Пётр Поликарпович вдруг остановился, провёл рукавом по лбу.
– Слушай, браток, давай-ка погоди чуток. Нужно передохнуть малость, а то я упаду, – сказал напарнику. Тот лишь пожал плечами. Кажется, он не шибко-то и устал. Его простоватое деревенское лицо было спокойно. Сказали: тащи! – тащит. Скажут: брось! – немедленно бросит с равнодушным лицом. Скомандуют: вперёд! – побежит за милый мой. Будет с упоением кричать «ура» и колоть штыком неприятеля. Этакая покорность – она ведь неспроста. Это равнодушие и умение подчиняться – воспитываются с малолетства, впитываются с молоком матери. Это генетическая память поколений. И вся русская деревня такова! Зачем было этих покладистых работящих людей отрывать от земли и, заклеймив врагами и предателями, отправлять на работу за тридевять земель? Они бы усердно пахали и сеяли там, где родились. Они бы не роптали и обходились той малостью, что оставляла им советская власть – ровно столько, чтобы не подохнуть с голоду. Вот прямо теперь – взять бы и отпустить их всех домой! Они вернутся в свои деревни и станут благодарить гуманную советскую власть за чудесное избавление. Будут почитать за счастье каторжный труд от зари до зари. Потому что всё это дома, на родной земле, среди берёз и перелесков. Дома и умереть не страшно!

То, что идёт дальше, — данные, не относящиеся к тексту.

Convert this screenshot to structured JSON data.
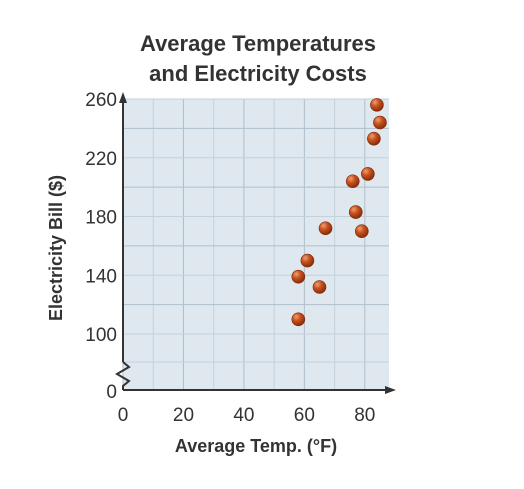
{
  "chart_data": {
    "type": "scatter",
    "title": [
      "Average Temperatures",
      "and Electricity Costs"
    ],
    "xlabel": "Average Temp. (°F)",
    "ylabel": "Electricity Bill ($)",
    "xlim": [
      0,
      88
    ],
    "ylim": [
      90,
      260
    ],
    "y_axis_break": true,
    "x_ticks": [
      0,
      20,
      40,
      60,
      80
    ],
    "y_ticks": [
      100,
      140,
      180,
      220,
      260
    ],
    "y_zero_label": "0",
    "grid": true,
    "point_color": "#b8451a",
    "points": [
      {
        "x": 58,
        "y": 110
      },
      {
        "x": 58,
        "y": 139
      },
      {
        "x": 61,
        "y": 150
      },
      {
        "x": 65,
        "y": 132
      },
      {
        "x": 67,
        "y": 172
      },
      {
        "x": 76,
        "y": 204
      },
      {
        "x": 77,
        "y": 183
      },
      {
        "x": 79,
        "y": 170
      },
      {
        "x": 81,
        "y": 209
      },
      {
        "x": 83,
        "y": 233
      },
      {
        "x": 84,
        "y": 256
      },
      {
        "x": 85,
        "y": 244
      }
    ]
  }
}
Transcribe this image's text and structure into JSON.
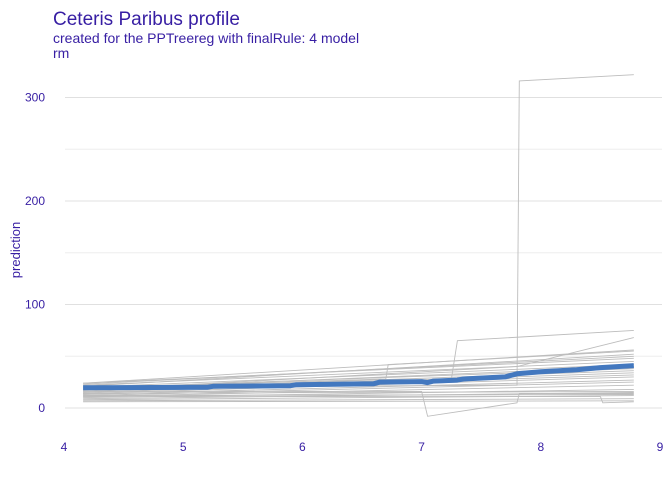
{
  "chart_data": {
    "type": "line",
    "title": "Ceteris Paribus profile",
    "subtitle_line1": "created for the PPTreereg with finalRule:  4 model",
    "subtitle_line2": "rm",
    "xlabel": "",
    "ylabel": "prediction",
    "xlim": [
      4,
      9
    ],
    "ylim": [
      -10,
      330
    ],
    "x_ticks": [
      4,
      5,
      6,
      7,
      8,
      9
    ],
    "y_ticks": [
      0,
      100,
      200,
      300
    ],
    "grid": true,
    "colors": {
      "text": "#371ea3",
      "profiles": "#bdbdbd",
      "mean": "#4378bf"
    },
    "x_range": [
      4.16,
      8.78
    ],
    "profiles": [
      {
        "points": [
          [
            4.16,
            20
          ],
          [
            7.8,
            22
          ],
          [
            7.82,
            316
          ],
          [
            8.78,
            322
          ]
        ]
      },
      {
        "points": [
          [
            4.16,
            16
          ],
          [
            7.0,
            16
          ],
          [
            7.05,
            -8
          ],
          [
            7.8,
            5
          ],
          [
            7.82,
            14
          ],
          [
            8.78,
            14
          ]
        ]
      },
      {
        "points": [
          [
            4.16,
            18
          ],
          [
            7.25,
            28
          ],
          [
            7.3,
            65
          ],
          [
            8.78,
            75
          ]
        ]
      },
      {
        "points": [
          [
            4.16,
            17
          ],
          [
            7.8,
            40
          ],
          [
            8.78,
            68
          ]
        ]
      },
      {
        "points": [
          [
            4.16,
            19
          ],
          [
            6.7,
            28
          ],
          [
            6.72,
            42
          ],
          [
            8.78,
            55
          ]
        ]
      },
      {
        "points": [
          [
            4.16,
            21
          ],
          [
            8.78,
            52
          ]
        ]
      },
      {
        "points": [
          [
            4.16,
            24
          ],
          [
            8.78,
            48
          ]
        ]
      },
      {
        "points": [
          [
            4.16,
            22
          ],
          [
            8.78,
            45
          ]
        ]
      },
      {
        "points": [
          [
            4.16,
            20
          ],
          [
            8.78,
            42
          ]
        ]
      },
      {
        "points": [
          [
            4.16,
            18
          ],
          [
            8.78,
            40
          ]
        ]
      },
      {
        "points": [
          [
            4.16,
            19
          ],
          [
            8.78,
            38
          ]
        ]
      },
      {
        "points": [
          [
            4.16,
            17
          ],
          [
            8.78,
            36
          ]
        ]
      },
      {
        "points": [
          [
            4.16,
            16
          ],
          [
            8.78,
            34
          ]
        ]
      },
      {
        "points": [
          [
            4.16,
            15
          ],
          [
            8.78,
            32
          ]
        ]
      },
      {
        "points": [
          [
            4.16,
            14
          ],
          [
            8.78,
            30
          ]
        ]
      },
      {
        "points": [
          [
            4.16,
            13
          ],
          [
            8.78,
            27
          ]
        ]
      },
      {
        "points": [
          [
            4.16,
            12
          ],
          [
            8.78,
            25
          ]
        ]
      },
      {
        "points": [
          [
            4.16,
            11
          ],
          [
            8.78,
            22
          ]
        ]
      },
      {
        "points": [
          [
            4.16,
            10
          ],
          [
            8.78,
            18
          ]
        ]
      },
      {
        "points": [
          [
            4.16,
            9
          ],
          [
            8.78,
            15
          ]
        ]
      },
      {
        "points": [
          [
            4.16,
            8
          ],
          [
            8.78,
            12
          ]
        ]
      },
      {
        "points": [
          [
            4.16,
            7
          ],
          [
            8.78,
            9
          ]
        ]
      },
      {
        "points": [
          [
            4.16,
            6
          ],
          [
            8.78,
            7
          ]
        ]
      },
      {
        "points": [
          [
            4.16,
            14
          ],
          [
            8.78,
            16
          ]
        ]
      },
      {
        "points": [
          [
            4.16,
            12
          ],
          [
            8.78,
            13
          ]
        ]
      },
      {
        "points": [
          [
            4.16,
            11
          ],
          [
            8.5,
            11
          ],
          [
            8.52,
            5
          ],
          [
            8.78,
            6
          ]
        ]
      },
      {
        "points": [
          [
            4.16,
            24
          ],
          [
            8.78,
            56
          ]
        ]
      },
      {
        "points": [
          [
            4.16,
            23
          ],
          [
            8.78,
            50
          ]
        ]
      }
    ],
    "mean": {
      "name": "",
      "points": [
        [
          4.16,
          19.5
        ],
        [
          5.2,
          20
        ],
        [
          5.25,
          21
        ],
        [
          5.9,
          21.5
        ],
        [
          5.95,
          22.5
        ],
        [
          6.6,
          23.5
        ],
        [
          6.65,
          25
        ],
        [
          7.0,
          25.5
        ],
        [
          7.05,
          24.5
        ],
        [
          7.1,
          26
        ],
        [
          7.3,
          27
        ],
        [
          7.35,
          28
        ],
        [
          7.7,
          30
        ],
        [
          7.8,
          33
        ],
        [
          8.0,
          35
        ],
        [
          8.3,
          37
        ],
        [
          8.5,
          39
        ],
        [
          8.78,
          41
        ]
      ]
    }
  }
}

Но никто никого не отпустит. Все эти крестьяне, и все горожане, и все военные, и все инженеры, учёные и писатели – все эти люди, попавшие в адскую машину, – уже не вернутся домой просто так. Всем им предстоит пройти до конца свой скорбный путь. Даже если и останешься жив, всё равно не будешь прежним. Прошлое ушло безвозвратно, навсегда. В какой-то миг жуткого прозрения Пётр Поликарпович всё это понял. Сердце болезненно сжалось. Он опустил голову и зажмурился. В ту же секунду почувствовал толчок в спину.
– Ну чего встали? Команды на перекур не было. Давайте шевелитесь. Все вон работают, а вы чего, особенные?
Конвоир – молодой парень – говорил со злобой, глаза его то щурились, то полыхали огнём.
– Ладно-ладно, сейчас. – Пётр Поликарпович кивнул и пошёл к мешкам. Говорить с этаким обалдуем он не хотел. Обычной человеческой речи эти люди не понимали. В этом он уже убедился.
Работать было неимоверно тяжело, но в какой-то момент тяжесть стала понемногу отступать, словно бы растворяться в теле; Пётр Поликарпович перестал чувствовать боль и усталость. В странном отупении подходил к мешку и, почти не чувствуя веса, тащил к машине. Это совершалось автоматически, без участия сознания. Ноги сами брели, куда нужно, а руки совершали положенные движения – тоже сами по себе. Голова была как в тумане, но при этом он видел всё как бы со стороны. Так они работали и час, и другой, и третий. Уже солнце стало клониться к окрестным сопкам, и всё вокруг потемнело. Воздух посвежел и набрал силу. А они всё носили и носили проклятые мешки. Второй состав ушёл, а третий не появился. Пётр Поликарпович отметил это равнодушно. Если бы пригнали новый состав, он принял бы это как само собой разумеющееся, и таскал бы мешки всю ночь, то есть пока бы не упал без сил.